The Amazon Complex and continuous optimization
The Über economy. Groceries being brought to my door within 2 hours. Cars providing me with door-to-door service. Ordering a movie without leaving my couch. I actually had a a TaskRabbit come and hang paintings at my apartment for $50 one afternoon because I didn’t have a ladder. The world I grew up in has changed. I love technology, of course, so this change has been welcome. Innovation is happening at an insane pace, though, and many days I wonder what I can do to keep up?
The internet really began to change and become a more on-demand culture when Amazon began to perfect the art of selling things online. As a consumer, you might receive your purchase to your door nearly as fast as you would going to the store. Why even bother? And they continued to get better with thousands upon thousands of tests that helped them make the purchasing experience better. With an end goal of making money, of course, but they created a customer experience that was completely unmatched — completely technology-driven — and unleashed the power of online commerce.
Amazon’s culture of continuous optimization and the use of technology to make life easier and easier for the consumer is a marquee part of the world we live in today. Combine that with the supercomputers we carry in our hand every day and it’s truly scary what our world will grow into. I’ll simply think about buying a product and it will show up at my door within the hour.
B2B software has evolved in exactly the same way — from the days of cumbersome CRM and ERP systems to how the cloud has evolved to produce beautiful products that people love to use. Marc Benioff, famous for pioneering Software-as-a-Service and founding Salesforce presented a very simple question —
“Why isn’t all enterprise software like Amazon.com?”
And it’s an obvious problem now when you think about it. It’s apparent that the cloud, that mobile apps, and web services would be the norm and not the exception. But it took someone eager to disrupt the space thinking there was a better, faster way to go to market. Think of how difficult releasing software was back in the install days. Every machine had to be updated and debugged, so many more use cases considered. Patches, updates, OS issues, etc. SaaS changed everything. And now other companies are starting to realize that the more they build their own technology in the cloud to solve their own problems, the more they’ll succeed in all areas. My old boss Scott McCorkle (now CEO of Salesforce Marketing Cloud) would always say that “all companies are now technology companies.”

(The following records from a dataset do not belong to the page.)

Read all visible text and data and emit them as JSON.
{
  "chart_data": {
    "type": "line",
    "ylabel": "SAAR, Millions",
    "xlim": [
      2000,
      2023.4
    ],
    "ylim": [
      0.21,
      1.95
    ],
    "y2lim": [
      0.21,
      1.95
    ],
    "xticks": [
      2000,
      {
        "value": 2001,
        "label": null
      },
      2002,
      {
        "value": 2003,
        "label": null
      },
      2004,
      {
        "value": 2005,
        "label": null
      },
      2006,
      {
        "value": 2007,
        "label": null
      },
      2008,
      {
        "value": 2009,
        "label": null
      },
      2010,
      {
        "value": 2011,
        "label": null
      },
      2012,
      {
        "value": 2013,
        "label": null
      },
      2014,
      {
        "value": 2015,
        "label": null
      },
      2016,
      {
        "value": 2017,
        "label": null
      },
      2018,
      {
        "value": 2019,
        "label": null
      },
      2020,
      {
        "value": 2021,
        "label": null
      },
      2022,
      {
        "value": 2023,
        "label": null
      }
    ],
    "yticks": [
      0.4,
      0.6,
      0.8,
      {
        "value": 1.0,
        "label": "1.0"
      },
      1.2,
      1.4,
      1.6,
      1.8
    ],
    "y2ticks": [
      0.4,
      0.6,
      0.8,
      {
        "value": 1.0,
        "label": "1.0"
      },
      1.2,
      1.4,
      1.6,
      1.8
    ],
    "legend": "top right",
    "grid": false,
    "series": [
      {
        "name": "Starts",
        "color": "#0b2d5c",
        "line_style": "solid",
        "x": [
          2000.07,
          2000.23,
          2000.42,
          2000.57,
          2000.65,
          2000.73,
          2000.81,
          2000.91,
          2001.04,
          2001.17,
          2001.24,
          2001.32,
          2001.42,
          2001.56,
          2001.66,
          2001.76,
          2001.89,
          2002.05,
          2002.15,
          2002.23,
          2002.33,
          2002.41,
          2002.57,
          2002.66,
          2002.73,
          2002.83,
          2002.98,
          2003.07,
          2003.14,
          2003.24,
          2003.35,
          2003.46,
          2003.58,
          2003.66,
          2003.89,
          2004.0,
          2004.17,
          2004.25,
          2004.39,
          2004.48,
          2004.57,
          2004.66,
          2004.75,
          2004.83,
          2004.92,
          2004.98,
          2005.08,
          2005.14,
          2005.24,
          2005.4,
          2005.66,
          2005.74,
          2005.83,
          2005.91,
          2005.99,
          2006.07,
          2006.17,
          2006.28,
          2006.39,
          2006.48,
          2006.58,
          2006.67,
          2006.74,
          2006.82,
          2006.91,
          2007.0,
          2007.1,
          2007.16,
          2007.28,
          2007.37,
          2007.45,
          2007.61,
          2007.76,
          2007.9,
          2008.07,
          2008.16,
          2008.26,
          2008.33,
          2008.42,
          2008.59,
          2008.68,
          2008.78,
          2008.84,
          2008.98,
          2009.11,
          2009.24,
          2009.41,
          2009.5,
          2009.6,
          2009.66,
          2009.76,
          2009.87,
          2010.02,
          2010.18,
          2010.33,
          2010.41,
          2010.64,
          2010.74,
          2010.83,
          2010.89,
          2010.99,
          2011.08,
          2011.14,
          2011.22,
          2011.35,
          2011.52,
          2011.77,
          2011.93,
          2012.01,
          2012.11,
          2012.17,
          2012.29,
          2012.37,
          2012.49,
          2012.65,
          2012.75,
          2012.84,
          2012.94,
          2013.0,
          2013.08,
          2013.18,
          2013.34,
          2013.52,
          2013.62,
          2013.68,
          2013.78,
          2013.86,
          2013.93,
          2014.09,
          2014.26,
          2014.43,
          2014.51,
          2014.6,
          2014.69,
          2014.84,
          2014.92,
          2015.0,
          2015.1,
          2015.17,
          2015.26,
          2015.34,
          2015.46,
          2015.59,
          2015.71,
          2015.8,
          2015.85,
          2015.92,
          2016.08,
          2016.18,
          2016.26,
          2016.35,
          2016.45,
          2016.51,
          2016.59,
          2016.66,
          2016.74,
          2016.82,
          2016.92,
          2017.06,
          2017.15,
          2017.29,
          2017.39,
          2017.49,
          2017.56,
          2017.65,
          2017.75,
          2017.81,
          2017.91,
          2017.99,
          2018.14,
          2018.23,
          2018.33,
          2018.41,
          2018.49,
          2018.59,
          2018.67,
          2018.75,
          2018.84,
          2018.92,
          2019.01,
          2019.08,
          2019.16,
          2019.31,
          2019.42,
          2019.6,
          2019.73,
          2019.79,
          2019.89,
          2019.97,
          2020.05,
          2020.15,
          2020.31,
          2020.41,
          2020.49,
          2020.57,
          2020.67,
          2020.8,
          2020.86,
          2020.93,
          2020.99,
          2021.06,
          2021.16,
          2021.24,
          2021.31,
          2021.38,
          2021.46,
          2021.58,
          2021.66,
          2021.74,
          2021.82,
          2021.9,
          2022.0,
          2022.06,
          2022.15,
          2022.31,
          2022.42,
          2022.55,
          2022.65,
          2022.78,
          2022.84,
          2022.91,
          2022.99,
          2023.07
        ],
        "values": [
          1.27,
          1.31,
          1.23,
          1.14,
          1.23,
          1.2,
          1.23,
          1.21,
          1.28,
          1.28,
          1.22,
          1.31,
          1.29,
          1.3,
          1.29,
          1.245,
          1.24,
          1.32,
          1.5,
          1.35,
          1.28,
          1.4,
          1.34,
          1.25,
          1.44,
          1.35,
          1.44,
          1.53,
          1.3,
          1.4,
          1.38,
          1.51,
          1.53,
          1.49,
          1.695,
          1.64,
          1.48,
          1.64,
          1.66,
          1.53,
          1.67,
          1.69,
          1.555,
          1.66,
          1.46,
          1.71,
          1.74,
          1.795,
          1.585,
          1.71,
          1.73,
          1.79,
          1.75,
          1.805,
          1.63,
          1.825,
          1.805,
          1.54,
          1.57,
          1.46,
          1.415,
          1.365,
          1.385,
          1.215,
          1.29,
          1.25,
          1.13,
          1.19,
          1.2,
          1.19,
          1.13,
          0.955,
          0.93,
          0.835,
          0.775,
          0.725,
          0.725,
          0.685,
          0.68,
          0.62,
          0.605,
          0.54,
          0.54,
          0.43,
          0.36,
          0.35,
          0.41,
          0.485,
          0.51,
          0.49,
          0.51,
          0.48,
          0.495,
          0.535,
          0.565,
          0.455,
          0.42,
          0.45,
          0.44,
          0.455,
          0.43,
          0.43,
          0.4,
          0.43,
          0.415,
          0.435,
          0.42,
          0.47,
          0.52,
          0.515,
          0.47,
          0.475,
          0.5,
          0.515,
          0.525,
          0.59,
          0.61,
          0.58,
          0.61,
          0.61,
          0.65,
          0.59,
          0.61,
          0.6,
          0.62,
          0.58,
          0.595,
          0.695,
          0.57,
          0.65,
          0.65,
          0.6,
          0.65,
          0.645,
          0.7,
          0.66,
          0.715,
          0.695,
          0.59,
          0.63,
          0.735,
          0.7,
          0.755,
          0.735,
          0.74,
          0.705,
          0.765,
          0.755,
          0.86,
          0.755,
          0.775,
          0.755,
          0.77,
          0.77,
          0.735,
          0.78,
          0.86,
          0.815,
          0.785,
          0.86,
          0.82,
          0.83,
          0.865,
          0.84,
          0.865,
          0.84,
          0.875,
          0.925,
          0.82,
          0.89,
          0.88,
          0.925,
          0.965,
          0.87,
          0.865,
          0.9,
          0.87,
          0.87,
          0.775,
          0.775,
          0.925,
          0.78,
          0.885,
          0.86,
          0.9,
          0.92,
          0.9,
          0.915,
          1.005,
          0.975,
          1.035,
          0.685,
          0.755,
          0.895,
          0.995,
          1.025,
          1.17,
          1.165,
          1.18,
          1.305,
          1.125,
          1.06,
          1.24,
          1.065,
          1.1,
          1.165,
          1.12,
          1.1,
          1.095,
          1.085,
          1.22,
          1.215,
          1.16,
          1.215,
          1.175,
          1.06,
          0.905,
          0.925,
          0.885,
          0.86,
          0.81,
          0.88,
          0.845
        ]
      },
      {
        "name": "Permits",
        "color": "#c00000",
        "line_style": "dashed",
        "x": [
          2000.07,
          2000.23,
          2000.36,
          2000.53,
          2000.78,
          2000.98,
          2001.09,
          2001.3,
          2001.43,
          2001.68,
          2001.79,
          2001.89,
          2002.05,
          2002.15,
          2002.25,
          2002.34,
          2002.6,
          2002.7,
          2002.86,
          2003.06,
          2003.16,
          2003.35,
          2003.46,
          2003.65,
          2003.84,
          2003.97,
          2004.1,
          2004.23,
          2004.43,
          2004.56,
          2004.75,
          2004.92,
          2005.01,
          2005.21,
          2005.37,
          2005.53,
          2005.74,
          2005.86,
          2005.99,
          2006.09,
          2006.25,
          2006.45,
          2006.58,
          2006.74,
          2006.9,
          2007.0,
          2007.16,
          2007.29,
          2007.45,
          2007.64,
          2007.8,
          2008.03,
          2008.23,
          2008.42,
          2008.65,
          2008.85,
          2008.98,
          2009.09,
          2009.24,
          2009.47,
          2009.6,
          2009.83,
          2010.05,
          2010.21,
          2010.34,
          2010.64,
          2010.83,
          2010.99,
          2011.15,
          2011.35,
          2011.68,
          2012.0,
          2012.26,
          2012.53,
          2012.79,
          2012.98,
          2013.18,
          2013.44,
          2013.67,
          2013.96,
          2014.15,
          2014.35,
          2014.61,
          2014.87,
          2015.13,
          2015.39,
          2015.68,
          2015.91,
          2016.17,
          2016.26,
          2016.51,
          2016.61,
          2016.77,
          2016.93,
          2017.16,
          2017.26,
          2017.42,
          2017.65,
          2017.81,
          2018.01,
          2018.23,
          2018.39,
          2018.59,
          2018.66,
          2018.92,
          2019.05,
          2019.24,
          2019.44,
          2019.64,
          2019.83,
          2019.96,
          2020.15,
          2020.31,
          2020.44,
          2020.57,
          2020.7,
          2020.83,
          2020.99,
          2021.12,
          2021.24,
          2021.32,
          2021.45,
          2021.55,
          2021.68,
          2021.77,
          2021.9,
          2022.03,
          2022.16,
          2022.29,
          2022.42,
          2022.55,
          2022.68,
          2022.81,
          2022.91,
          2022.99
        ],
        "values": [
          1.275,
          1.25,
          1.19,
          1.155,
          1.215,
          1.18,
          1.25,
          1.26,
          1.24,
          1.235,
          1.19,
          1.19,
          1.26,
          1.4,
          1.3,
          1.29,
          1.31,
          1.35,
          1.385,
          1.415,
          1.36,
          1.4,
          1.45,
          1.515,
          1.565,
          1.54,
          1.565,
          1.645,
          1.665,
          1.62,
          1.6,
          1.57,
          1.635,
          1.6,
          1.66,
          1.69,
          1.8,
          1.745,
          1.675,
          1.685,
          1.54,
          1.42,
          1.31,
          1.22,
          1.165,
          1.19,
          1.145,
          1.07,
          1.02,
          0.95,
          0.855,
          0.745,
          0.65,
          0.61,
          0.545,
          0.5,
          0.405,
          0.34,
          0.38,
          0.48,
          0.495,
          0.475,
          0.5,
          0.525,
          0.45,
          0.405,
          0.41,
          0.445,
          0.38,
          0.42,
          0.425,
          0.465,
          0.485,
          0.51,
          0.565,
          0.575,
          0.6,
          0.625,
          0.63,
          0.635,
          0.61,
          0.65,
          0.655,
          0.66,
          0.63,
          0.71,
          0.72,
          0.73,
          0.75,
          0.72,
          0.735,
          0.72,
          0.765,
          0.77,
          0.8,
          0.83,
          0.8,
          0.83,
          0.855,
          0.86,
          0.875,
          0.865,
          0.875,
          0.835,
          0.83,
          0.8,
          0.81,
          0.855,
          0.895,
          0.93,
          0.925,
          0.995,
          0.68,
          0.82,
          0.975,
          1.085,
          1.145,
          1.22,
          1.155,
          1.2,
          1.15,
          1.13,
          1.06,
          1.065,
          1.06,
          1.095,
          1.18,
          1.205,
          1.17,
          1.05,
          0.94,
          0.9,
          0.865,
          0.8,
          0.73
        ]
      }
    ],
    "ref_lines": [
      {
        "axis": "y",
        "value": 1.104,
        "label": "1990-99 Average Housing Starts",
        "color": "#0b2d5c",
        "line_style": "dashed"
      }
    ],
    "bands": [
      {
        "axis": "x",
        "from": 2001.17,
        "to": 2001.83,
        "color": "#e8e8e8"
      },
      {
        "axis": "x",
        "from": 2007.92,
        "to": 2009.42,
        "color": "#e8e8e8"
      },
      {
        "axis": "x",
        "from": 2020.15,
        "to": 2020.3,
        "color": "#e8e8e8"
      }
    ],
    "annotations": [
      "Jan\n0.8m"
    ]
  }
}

Every company is now a technology company.
That’s a profound statement that requires some dissection and thought.
Think about the accessibility of any service, any company, anything. Regional is national, local is global. All because the websites, apps, and connected products of any size business empower us to buy from anywhere — to sell to anyone — creating a massive amount of noise in the web-o-sphere. It’s amazing, but buyers are hearing the same thing from everyone. Everyone is using SEO and SEM, everyone is advertising on Facebook, everyone is retargeting me with ads that follow me everywhere I go.
Well, one of the only last remaining differentiators in business is speed. When I was at Salesforce, I bought into this idea that any business can beat out the competition by moving faster, making decisions quickly and falling forward. I still believe it to be true.
The reason every company is a technology company is because technology is a tangible, measurable catalyst in helping businesses move faster.
How fast can you release new features? How fast can you take advantage of a hot button issue in the press? How fast can you roll-out new infrastructure within your company that will save you weeks or months of man hours?
The answer is in our technology, right? The cloud. Platforms. Tech stacks. All that. Sure. Salesforce has always been legendary at focusing on outcomes. But the biggest step in this journey of a thousand miles of development and planning is the first step: The decision to move faster.
The Amazon Complex (a fake thing I just made up) begs the question: “What are we doing to help ourselves compete in 5 years?” Step out of your day-to-day for a second and think about the inefficient crappy things you have to do every day in your role and try to take some action. Technology will often times play some role in this, good or bad.
I’m not trying to build a whole lexicon around “The Amazon Complex”, but Amazon has inspired me to think about what in my business I could improve daily. It’s an obsessive desire to make life easier through the use of technology. From buying, from selling — in customer experience and internal processes. One of my favorite examples is when Jeff Bezos made the mandate in 2002 to his entire development staff to make all services “externalizable”. Meaning — any team could use any technology being created by other teams, but he put a mandate in place to make those accessible to the public as well. If you’re not an engineer, the impact of that may not make a ton of sense… but it was a lot of work for what seemed to be not a lot of clear business value to Amazon.
I’m sure this decision took years to put in place but it’s paid unparalleled dividends in the growth of Amazon Web Services and changed the face of Amazon’s power and strength on the web. The immediate benefit at the time? They could innovate across their products within Amazon at blistering speed.
The continuous optimization put in place at Amazon has made the lives of their employees, customers, and partners infinitely easier (and make their products much ea$ier to buy). It’s also put them light years ahead of the competition. And now they’re not looking back. They’re actually looking for what part of their business to evolve next.
So how can you work faster? How can you improve one process today with the simple decision to try and change it? In the constantly changing world, making speed part of your own daily routine could change the way you look at the world around you.